One of my readers couldn’t find a post of mine from the past. It is entitled “My Posts Arranged by Topic”. She couldn’t find it because I had deleted it because I kept changing the dates of the posts.
Anyone who writes online knows the burden of broken links. She spurred me on to redo the main list by posting each of the links throughout Feb. 2012. The posts will be from the past so don’t worry about the date and flow of the posts.
When I finish this, I will republish the list. Thank you, Linda. I love my readers. They let me know that I’m not publishing to a void.
The first topic is “Addiction Recovery“.
This post is from 8/10/2009.
Periodically, I have felt the need to retake the 12 steps of recovery. Because I seem to be stuck in one place and have been using procrastination for a long time now, I started asking for God’s help in identifying what character defects I needed to be willing to surrender.
The emotion I now know that has dominated my choices for over 15 years is guilt. Because I had a need to punish myself, I have kept my expectations very low of how much love I deserved to receive.
I have been in a large extended family so have been able to have my affection needs met by the wonderful children as well as my daughters-in-law. Since this is not the family I was born into, I have chosen to have little to no contact with anyone in the family during the duration of getting a divorce. I made this decision for two reasons: (1) I have too much respect for most of the family members to in any way make them uncomfortable with anything my husband and I decide in the divorce, and (2) it shuts off all communication except direct communication.

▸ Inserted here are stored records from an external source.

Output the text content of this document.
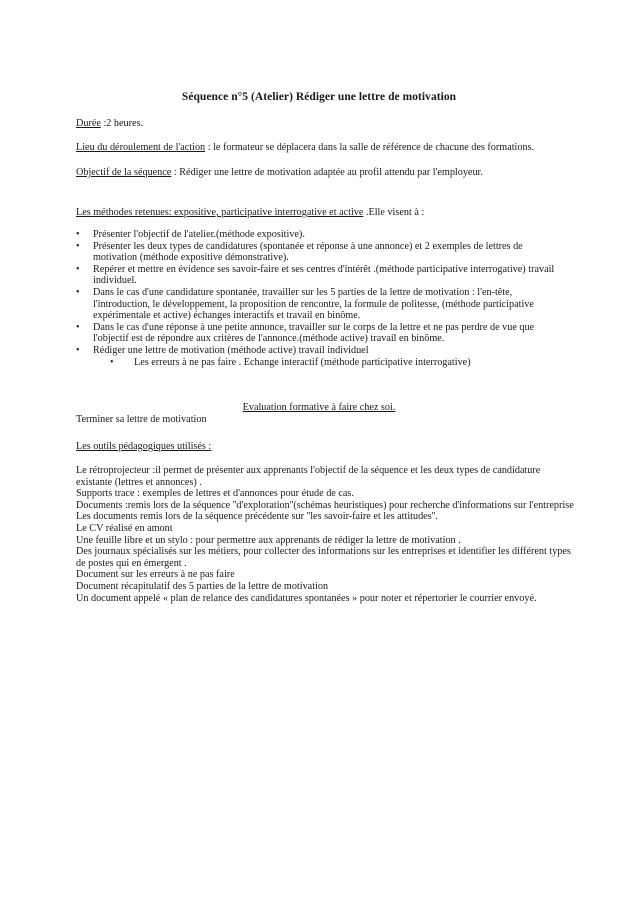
Séquence n°5 (Atelier) Rédiger une lettre de motivation
Durée :2 heures.
Lieu du déroulement de l'action : le formateur se déplacera dans la salle de référence de chacune des formations.
Objectif de la séquence : Rédiger une lettre de motivation adaptée au profil attendu par l'employeur.
Les méthodes retenues: expositive, participative interrogative et active .Elle visent à :
• Présenter l'objectif de l'atelier.(méthode expositive).
• Présenter les deux types de candidatures (spontanée et réponse à une annonce) et 2 exemples de lettres de motivation (méthode expositive démonstrative).
• Repérer et mettre en évidence ses savoir-faire et ses centres d'intérêt .(méthode participative interrogative) travail individuel.
• Dans le cas d'une candidature spontanée, travailler sur les 5 parties de la lettre de motivation : l'en-tête, l'introduction, le développement, la proposition de rencontre, la formule de politesse, (méthode participative expérimentale et active) échanges interactifs et travail en binôme.
• Dans le cas d'une réponse à une petite annonce, travailler sur le corps de la lettre et ne pas perdre de vue que l'objectif est de répondre aux critères de l'annonce.(méthode active) travail en binôme.
• Rédiger une lettre de motivation (méthode active) travail individuel
• Les erreurs à ne pas faire . Echange interactif (méthode participative interrogative)
Evaluation formative à faire chez soi.
Terminer sa lettre de motivation
Les outils pédagogiques utilisés :

Le rétroprojecteur :il permet de présenter aux apprenants l'objectif de la séquence et les deux types de candidature existante (lettres et annonces) .

Supports trace : exemples de lettres et d'annonces pour étude de cas.

Documents :remis lors de la séquence ''d'exploration''(schémas heuristiques) pour recherche d'informations sur l'entreprise

Les documents remis lors de la séquence précédente sur ''les savoir-faire et les attitudes''.

Le CV réalisé en amont

Une feuille libre et un stylo : pour permettre aux apprenants de rédiger la lettre de motivation .

Des journaux spécialisés sur les métiers, pour collecter des informations sur les entreprises et identifier les différent types de postes qui en émergent .

Document sur les erreurs à ne pas faire

Document récapitulatif des 5 parties de la lettre de motivation

Un document appelé « plan de relance des candidatures spontanées » pour noter et répertorier le courrier envoyé.
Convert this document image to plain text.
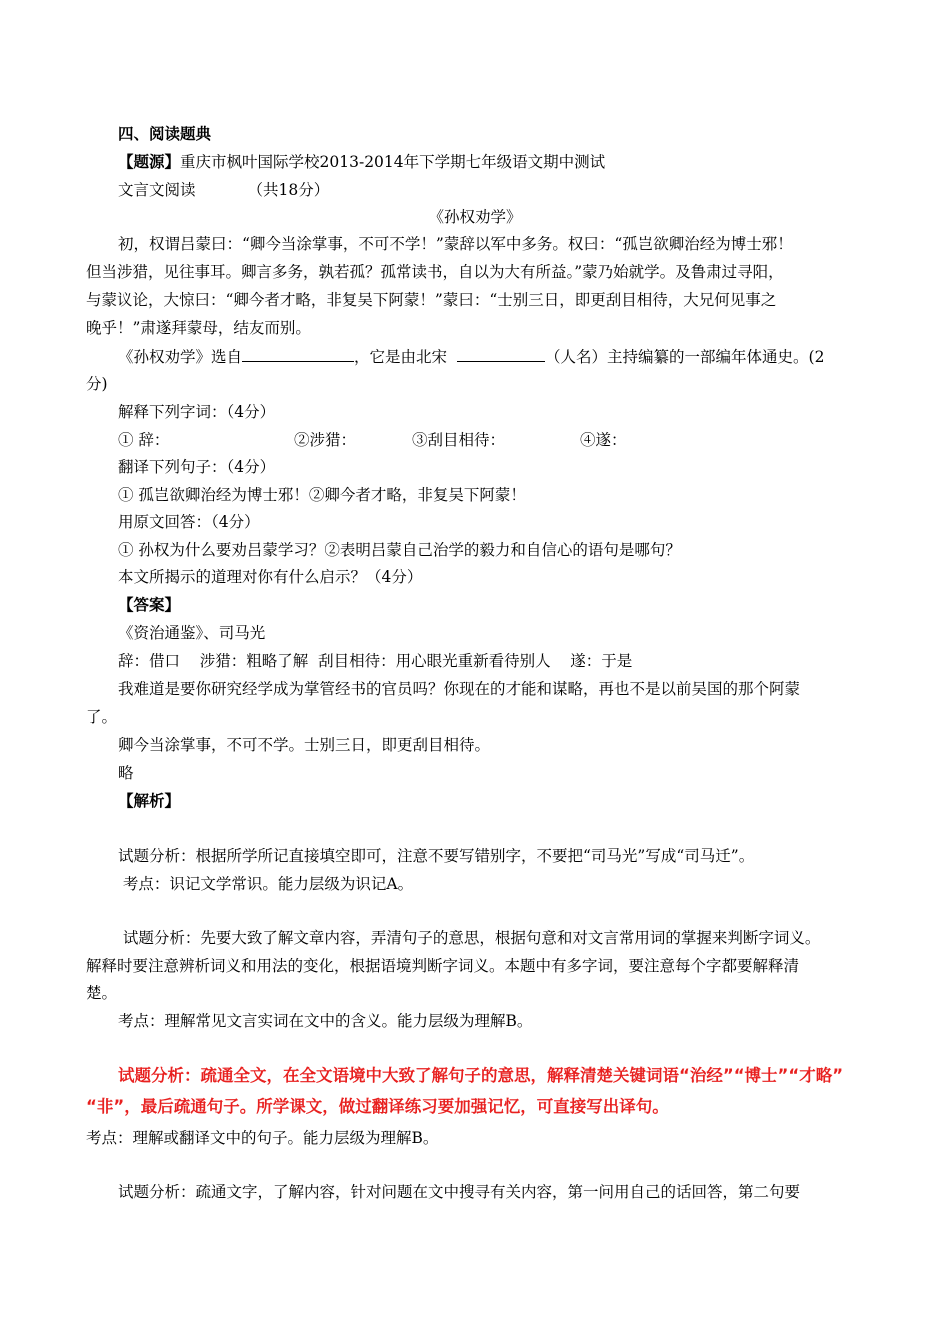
四、阅读题典
【题源】重庆市枫叶国际学校2013-2014年下学期七年级语文期中测试
文言文阅读	（共18分）
《孙权劝学》
初，权谓吕蒙曰：“卿今当涂掌事，不可不学！”蒙辞以军中多务。权曰：“孤岂欲卿治经为博士邪！
但当涉猎，见往事耳。卿言多务，孰若孤？孤常读书，自以为大有所益。”蒙乃始就学。及鲁肃过寻阳，
与蒙议论，大惊曰：“卿今者才略，非复吴下阿蒙！”蒙曰：“士别三日，即更刮目相待，大兄何见事之
晚乎！”肃遂拜蒙母，结友而别。
《孙权劝学》选自	，它是由北宋	（人名）主持编纂的一部编年体通史。(2
分)
解释下列字词：（4分）
① 辞：	②涉猎：	③刮目相待：	④遂：
翻译下列句子：（4分）
① 孤岂欲卿治经为博士邪！②卿今者才略，非复吴下阿蒙！
用原文回答：（4分）
① 孙权为什么要劝吕蒙学习？②表明吕蒙自己治学的毅力和自信心的语句是哪句？
本文所揭示的道理对你有什么启示？（4分）
【答案】
《资治通鉴》、司马光
辞：借口    涉猎：粗略了解  刮目相待：用心眼光重新看待别人    遂：于是
我难道是要你研究经学成为掌管经书的官员吗？你现在的才能和谋略，再也不是以前吴国的那个阿蒙
了。
卿今当涂掌事，不可不学。士别三日，即更刮目相待。
略
【解析】
试题分析：根据所学所记直接填空即可，注意不要写错别字，不要把“司马光”写成“司马迁”。
考点：识记文学常识。能力层级为识记A。
试题分析：先要大致了解文章内容，弄清句子的意思，根据句意和对文言常用词的掌握来判断字词义。
解释时要注意辨析词义和用法的变化，根据语境判断字词义。本题中有多字词，要注意每个字都要解释清
楚。
考点：理解常见文言实词在文中的含义。能力层级为理解B。
试题分析：疏通全文，在全文语境中大致了解句子的意思，解释清楚关键词语“治经”“博士”“才略”
“非”，最后疏通句子。所学课文，做过翻译练习要加强记忆，可直接写出译句。
考点：理解或翻译文中的句子。能力层级为理解B。
试题分析：疏通文字，了解内容，针对问题在文中搜寻有关内容，第一问用自己的话回答，第二句要
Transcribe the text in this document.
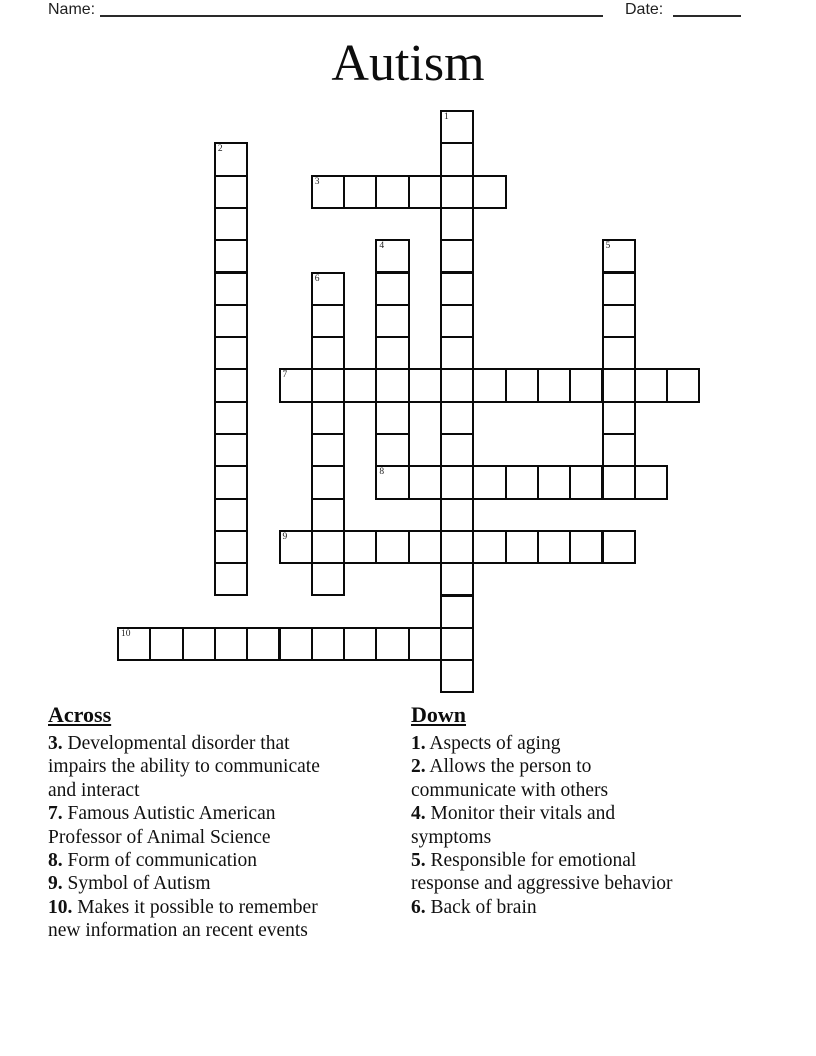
Name:	Date:
Autism
1
2
3
4
8
5
6
7
9
10

Across

3. Developmental disorder that
impairs the ability to communicate
and interact

7. Famous Autistic American
Professor of Animal Science

8. Form of communication

9. Symbol of Autism

10. Makes it possible to remember
new information an recent events

Down

1. Aspects of aging

2. Allows the person to
communicate with others

4. Monitor their vitals and
symptoms

5. Responsible for emotional
response and aggressive behavior

6. Back of brain
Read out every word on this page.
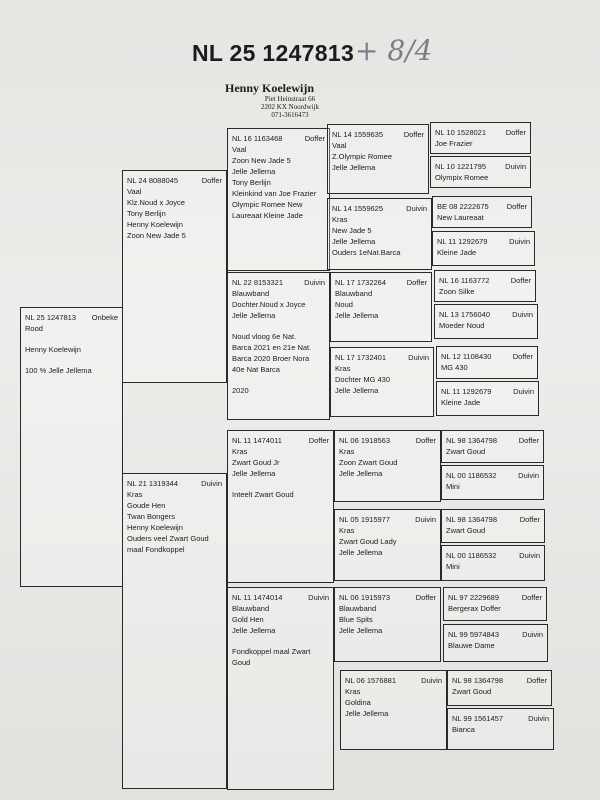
NL 25 1247813 + 8/4
Henny Koelewijn
Piet Heinstraat 66
2202 KX Noordwijk
071-3616473
NL 25 1247813 Onbeke
Rood
Henny Koelewijn
100 % Jelle Jellema
NL 24 8088045	Doffer
Vaal
Klz.Noud x Joyce
Tony Berlijn
Henny Koelewijn
Zoon New Jade 5
NL 21 1319344	Duivin
Kras
Goude Hen
Twan Bongers
Henny Koelewijn
Ouders veel Zwart Goud
maal Fondkoppel
NL 16 1163468	Doffer
Vaal
Zoon New Jade 5
Jelle Jellema
Tony Berlijn
Kleinkind van Joe Frazier
Olympic Romee New
Laureaat Kleine Jade
NL 22 8153321	Duivin
Blauwband
Dochter.Noud x Joyce
Jelle Jellema
Noud vloog 6e Nat.
Barca 2021 en 21e Nat.
Barca 2020 Broer Nora
40e Nat Barca
2020
NL 11 1474011	Doffer
Kras
Zwart Goud Jr
Jelle Jellema
Inteelt Zwart Goud
NL 11 1474014	Duivin
Blauwband
Gold Hen
Jelle Jellema
Fondkoppel maal Zwart
Goud
NL 14 1559635	Doffer
Vaal
Z.Olympic Romee
Jelle Jellema
NL 14 1559625	Duivin
Kras
New Jade 5
Jelle Jellema
Ouders 1eNat.Barca
NL 17 1732264	Doffer
Blauwband
Noud
Jelle Jellema
NL 17 1732401	Duivin
Kras
Dochter MG 430
Jelle Jellema
NL 06 1918563	Doffer
Kras
Zoon Zwart Goud
Jelle Jellema
NL 05 1915977	Duivin
Kras
Zwart Goud Lady
Jelle Jellema
NL 06 1915973	Doffer
Blauwband
Blue Spits
Jelle Jellema
NL 06 1576881	Duivin
Kras
Goldina
Jelle Jellema
NL 10 1528021	Doffer
Joe Frazier
NL 10 1221795	Duivin
Olympix Romee
BE 08 2222675 Doffer
New Laureaat
NL 11 1292679	Duivin
Kleine Jade
NL 16 1163772	Doffer
Zoon Silke
NL 13 1756040	Duivin
Moeder Noud
NL 12 1108430	Doffer
MG 430
NL 11 1292679	Duivin
Kleine Jade
NL 98 1364798	Doffer
Zwart Goud
NL 00 1186532	Duivin
Mini
NL 98 1364798	Doffer
Zwart Goud
NL 00 1186532	Duivin
Mini
NL 97 2229689	Doffer
Bergerax Doffer
NL 99 5974843	Duivin
Blauwe Dame
NL 98 1364798	Doffer
Zwart Goud
NL 99 1561457	Duivin
Bianca
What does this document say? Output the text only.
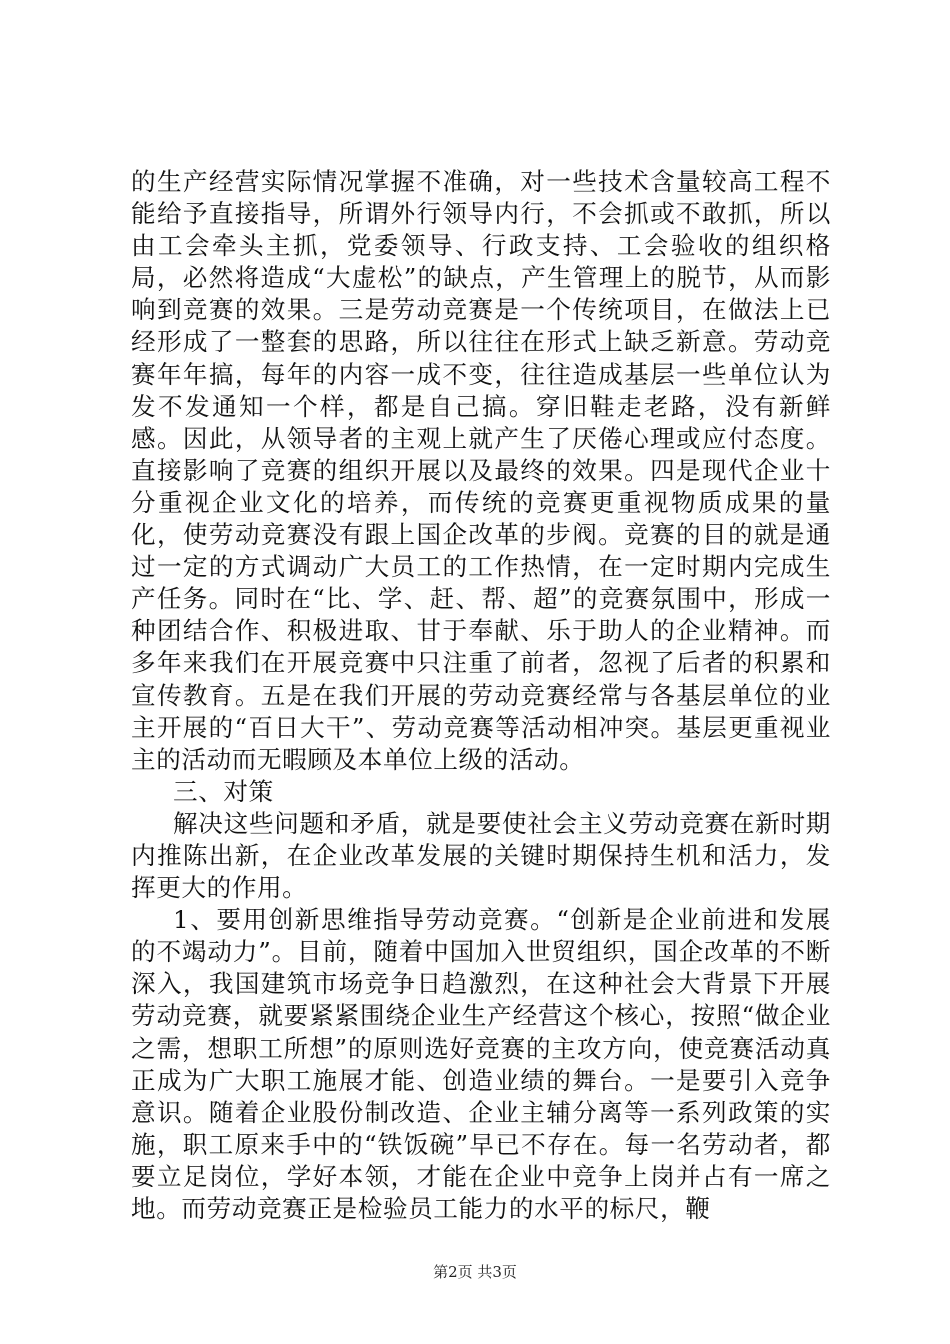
的生产经营实际情况掌握不准确，对一些技术含量较高工程不能给予直接指导，所谓外行领导内行，不会抓或不敢抓，所以由工会牵头主抓，党委领导、行政支持、工会验收的组织格局，必然将造成“大虚松”的缺点，产生管理上的脱节，从而影响到竞赛的效果。三是劳动竞赛是一个传统项目，在做法上已经形成了一整套的思路，所以往往在形式上缺乏新意。劳动竞赛年年搞，每年的内容一成不变，往往造成基层一些单位认为发不发通知一个样，都是自己搞。穿旧鞋走老路，没有新鲜感。因此，从领导者的主观上就产生了厌倦心理或应付态度。直接影响了竞赛的组织开展以及最终的效果。四是现代企业十分重视企业文化的培养，而传统的竞赛更重视物质成果的量化，使劳动竞赛没有跟上国企改革的步阀。竞赛的目的就是通过一定的方式调动广大员工的工作热情，在一定时期内完成生产任务。同时在“比、学、赶、帮、超”的竞赛氛围中，形成一种团结合作、积极进取、甘于奉献、乐于助人的企业精神。而多年来我们在开展竞赛中只注重了前者，忽视了后者的积累和宣传教育。五是在我们开展的劳动竞赛经常与各基层单位的业主开展的“百日大干”、劳动竞赛等活动相冲突。基层更重视业主的活动而无暇顾及本单位上级的活动。

三、对策

解决这些问题和矛盾，就是要使社会主义劳动竞赛在新时期内推陈出新，在企业改革发展的关键时期保持生机和活力，发挥更大的作用。

1、要用创新思维指导劳动竞赛。“创新是企业前进和发展的不竭动力”。目前，随着中国加入世贸组织，国企改革的不断深入，我国建筑市场竞争日趋激烈，在这种社会大背景下开展劳动竞赛，就要紧紧围绕企业生产经营这个核心，按照“做企业之需，想职工所想”的原则选好竞赛的主攻方向，使竞赛活动真正成为广大职工施展才能、创造业绩的舞台。一是要引入竞争意识。随着企业股份制改造、企业主辅分离等一系列政策的实施，职工原来手中的“铁饭碗”早已不存在。每一名劳动者，都要立足岗位，学好本领，才能在企业中竞争上岗并占有一席之地。而劳动竞赛正是检验员工能力的水平的标尺，鞭

第2页 共3页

I know this has been the best decision for me.
In order to have my emotional needs met, I have stepped up my AA meetings, groups and activities. I am presently looking for a good Al Anon meeting because my husband of the past 15 years is an active drinker. He probably drinks 5 out of 7 days. So communication with him has been filtered through a brain that thinks it is in control of the world. We call them “King Baby” in AA because their self-centered, arrogant and cowardly deeds impact and damage most relationships he/she has. Not exactly what I would call “direct communication”. We each have lawyers now so my messages can be filtered to him from someone else.
Step 6 of AA states that we become entirely ready to have our character defects removed. We can’t remove them—only God can. But He needs our willingness to complete the process because He gave us self-will. I am now completely ready to have all my imaged and projected guilt removed. I only want to feel guilt if I do something wrong in the present. The guilt helps me to remember to treat others as I want to be treated.
Two months ago when he left, he took my Rolodex so I have been scrabbling to try to get everything done that was in the Rolodex. He also took all my small frame picture collection. I have been creating that collection for over 30 years. Included in the pictures he took ware pictures of my grandmother as a young girl, pictures of me 20-25 years ago, pictures of my parents, my daughter’s wedding picture. I have carefully documented the growth of his family and have created many beautiful montages of everyone in the family. I had planned to give him many of them but he stole from me the opportunity to give him any. He just took them all. I have pictures of all he took so hope to be able to retrieve them in the settlement. These are choices made by someone arrogant enough to believe there will be no one stopping him.